Thanks kp. What elevation would they grow on or do they just grow in some places. I've never heard of them. I just googled it and they look like ordinary grapes. Are these it


----------



## KPreston (Oct 17, 2013)

I have found them between 1500 and 2000 feet. The bears have been tearing them up because the accorns are so few.---KP---


----------



## goshenmountainman (Oct 17, 2013)

Not very many acorns on Tray this season, there are some red oaks but spotty. Best would be go as high as you can or look for the possum/fox grapes.


----------



## The mtn man (Oct 17, 2013)

Check the black gum stands. There seems to be some here, the way the crow flies I'm only about 7-8 miles away.x2 on the grapes, both varieties.Don't bother looking for grapes in the thick laurels.


----------



## Unicoidawg (Oct 17, 2013)

Not many acorns up in the mountains...... Like has been said go high and you can find some. There have been quite a few bears seen/shot down low around the "flatlands". We have acorns on some of the places I hunt, but the elevation is in the 1500-1800 range. The lowest parts of Tray is a good bit higher than that and the highest is the highest point in the county. Also if you have never been up there you better get you some Wheaties and a good pair of hiking boots. Hint..hint.. leave the rubber boots at home.


----------



## hunter209 (Oct 19, 2013)

Went today at 3100 ft, saw alot of acorns and saw nothing but squirrels. Did see bear scat and signs but seem to be a day old. Couldnt find a way to get in the lower elevation so we gave up. Oh and them mountains are way steep.


----------



## Unicoidawg (Oct 19, 2013)

If you found acorns you need to take a stand back in there and set up on them.


----------



## Killer Kyle (Oct 19, 2013)

hunter209 said:


> Went today at 3100 ft, saw alot of acorns and saw nothing but squirrels. Did see bear scat and signs but seem to be a day old. Couldnt find a way to get in the lower elevation so we gave up. Oh and them mountains are way steep.

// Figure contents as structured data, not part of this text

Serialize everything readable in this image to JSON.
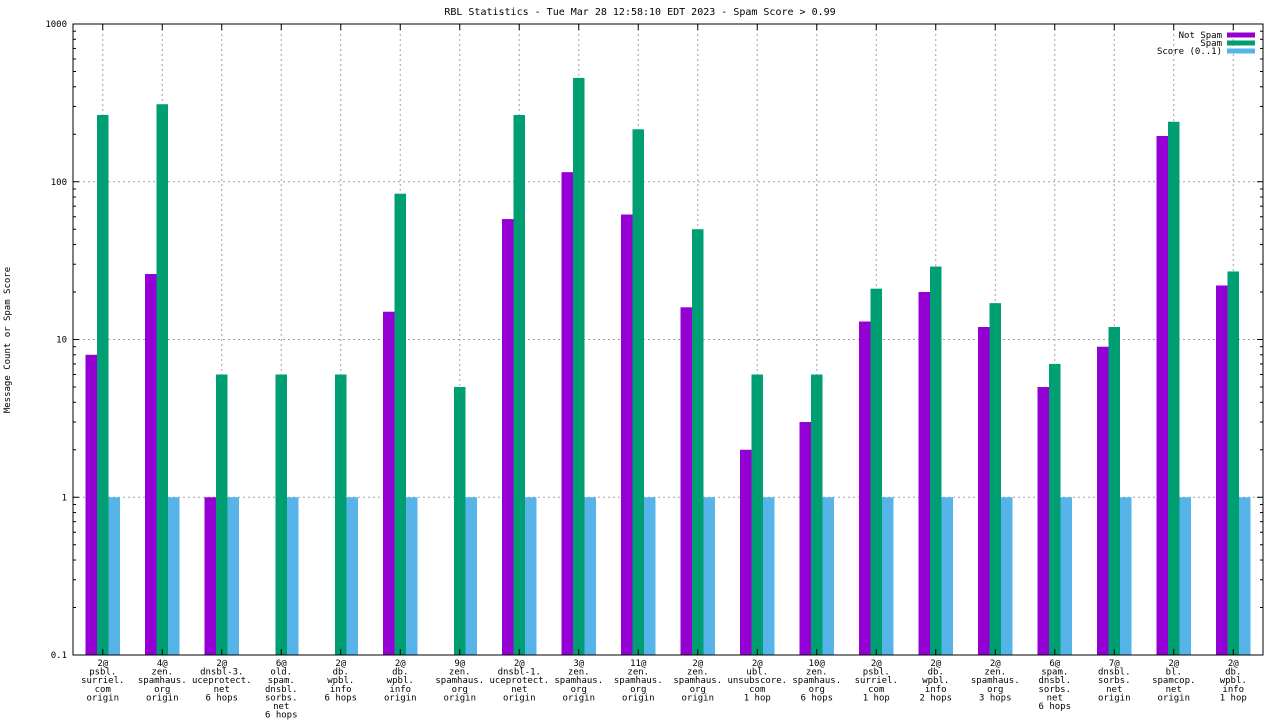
{
  "chart_data": {
    "type": "bar",
    "title": "RBL Statistics - Tue Mar 28 12:58:10 EDT 2023 - Spam Score > 0.99",
    "xlabel": "",
    "ylabel": "Message Count or Spam Score",
    "yscale": "log",
    "ylim": [
      0.1,
      1000
    ],
    "yticks": [
      {
        "value": 0.1,
        "label": "0.1"
      },
      {
        "value": 1,
        "label": "1"
      },
      {
        "value": 10,
        "label": "10"
      },
      {
        "value": 100,
        "label": "100"
      },
      {
        "value": 1000,
        "label": "1000"
      }
    ],
    "grid": true,
    "legend_position": "top-right",
    "categories": [
      [
        "2@",
        "psbl.",
        "surriel.",
        "com",
        "origin"
      ],
      [
        "4@",
        "zen.",
        "spamhaus.",
        "org",
        "origin"
      ],
      [
        "2@",
        "dnsbl-3.",
        "uceprotect.",
        "net",
        "6 hops"
      ],
      [
        "6@",
        "old.",
        "spam.",
        "dnsbl.",
        "sorbs.",
        "net",
        "6 hops"
      ],
      [
        "2@",
        "db.",
        "wpbl.",
        "info",
        "6 hops"
      ],
      [
        "2@",
        "db.",
        "wpbl.",
        "info",
        "origin"
      ],
      [
        "9@",
        "zen.",
        "spamhaus.",
        "org",
        "origin"
      ],
      [
        "2@",
        "dnsbl-1.",
        "uceprotect.",
        "net",
        "origin"
      ],
      [
        "3@",
        "zen.",
        "spamhaus.",
        "org",
        "origin"
      ],
      [
        "11@",
        "zen.",
        "spamhaus.",
        "org",
        "origin"
      ],
      [
        "2@",
        "zen.",
        "spamhaus.",
        "org",
        "origin"
      ],
      [
        "2@",
        "ubl.",
        "unsubscore.",
        "com",
        "1 hop"
      ],
      [
        "10@",
        "zen.",
        "spamhaus.",
        "org",
        "6 hops"
      ],
      [
        "2@",
        "psbl.",
        "surriel.",
        "com",
        "1 hop"
      ],
      [
        "2@",
        "db.",
        "wpbl.",
        "info",
        "2 hops"
      ],
      [
        "2@",
        "zen.",
        "spamhaus.",
        "org",
        "3 hops"
      ],
      [
        "6@",
        "spam.",
        "dnsbl.",
        "sorbs.",
        "net",
        "6 hops"
      ],
      [
        "7@",
        "dnsbl.",
        "sorbs.",
        "net",
        "origin"
      ],
      [
        "2@",
        "bl.",
        "spamcop.",
        "net",
        "origin"
      ],
      [
        "2@",
        "db.",
        "wpbl.",
        "info",
        "1 hop"
      ]
    ],
    "series": [
      {
        "name": "Not Spam",
        "color": "#9400d3",
        "values": [
          8,
          26,
          1,
          null,
          null,
          15,
          null,
          58,
          115,
          62,
          16,
          2,
          3,
          13,
          20,
          12,
          5,
          9,
          195,
          22
        ]
      },
      {
        "name": "Spam",
        "color": "#009e73",
        "values": [
          265,
          310,
          6,
          6,
          6,
          84,
          5,
          265,
          455,
          215,
          50,
          6,
          6,
          21,
          29,
          17,
          7,
          12,
          240,
          27
        ]
      },
      {
        "name": "Score (0..1)",
        "color": "#56b4e9",
        "values": [
          1,
          1,
          1,
          1,
          1,
          1,
          1,
          1,
          1,
          1,
          1,
          1,
          1,
          1,
          1,
          1,
          1,
          1,
          1,
          1
        ]
      }
    ]
  }
}
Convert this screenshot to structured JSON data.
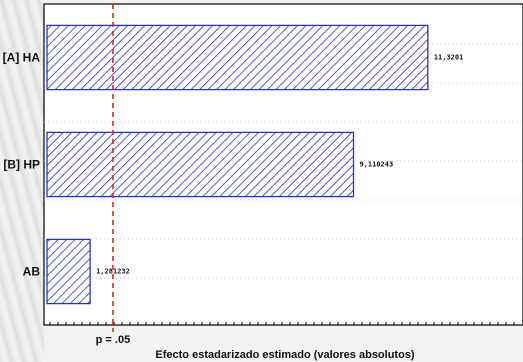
{
  "chart_data": {
    "type": "bar",
    "orientation": "horizontal",
    "categories": [
      "[A] HA",
      "[B] HP",
      "AB"
    ],
    "values": [
      11.3201,
      9.110243,
      1.281232
    ],
    "value_labels": [
      "11,3201",
      "9,110243",
      "1,281232"
    ],
    "xlabel": "Efecto estadarizado estimado (valores absolutos)",
    "ylabel": "",
    "xlim": [
      0,
      14.0
    ],
    "reference_line": {
      "label": "p = .05",
      "value": 1.96,
      "color": "#e8202a"
    },
    "bar_fill": "#2233cc",
    "grid": true,
    "legend": "none"
  }
}
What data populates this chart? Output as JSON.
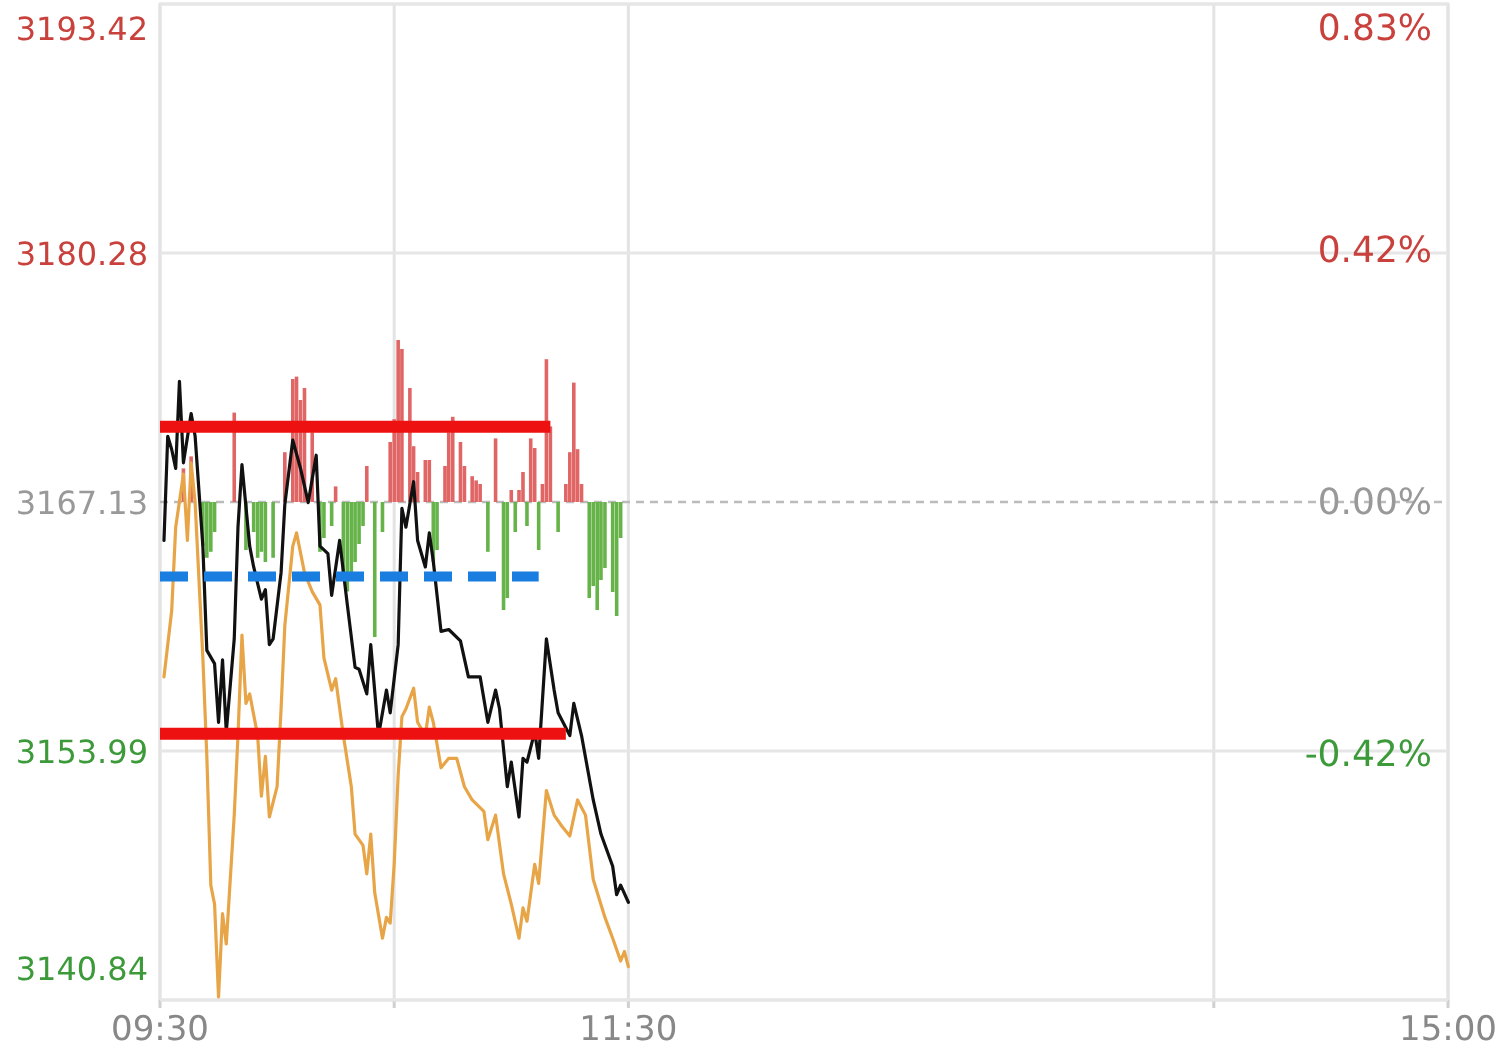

Hey man, like Unicoidawg said, if you found bear droppings a day old, I would hunt them.  I set a trail cam on a red oak a few weeks ago.  It was dropping a ton of acorns on a game trail, and I watched squirrels cut down a lot of acorns in the tree as well.  I checked the trail cam three days later.  Virtually all the acorns were gone, and I had photos of a sow and a cub cleaning out the acorns and they even messed with my camera (I got photos of the cub screwing with the cam).  If you have a lot of acorns, and 1 day old scat, I'd hunt it.  Go in for an all day sit.  They were eating the acorns at that tree and playing with my cam at 1:15 in the afternoon.


----------



## hunter209 (Oct 20, 2013)

Thats good to hear, too bad cause we couldnt stay for another day. all the scat seem to be leading up the mountain (older scats down low and newer scat going towards the top). Saw hog signs but it was old and crusty. I may go back during small game and catch some squirrels. While im at it, might do a better scouting too since we did went in blind.


----------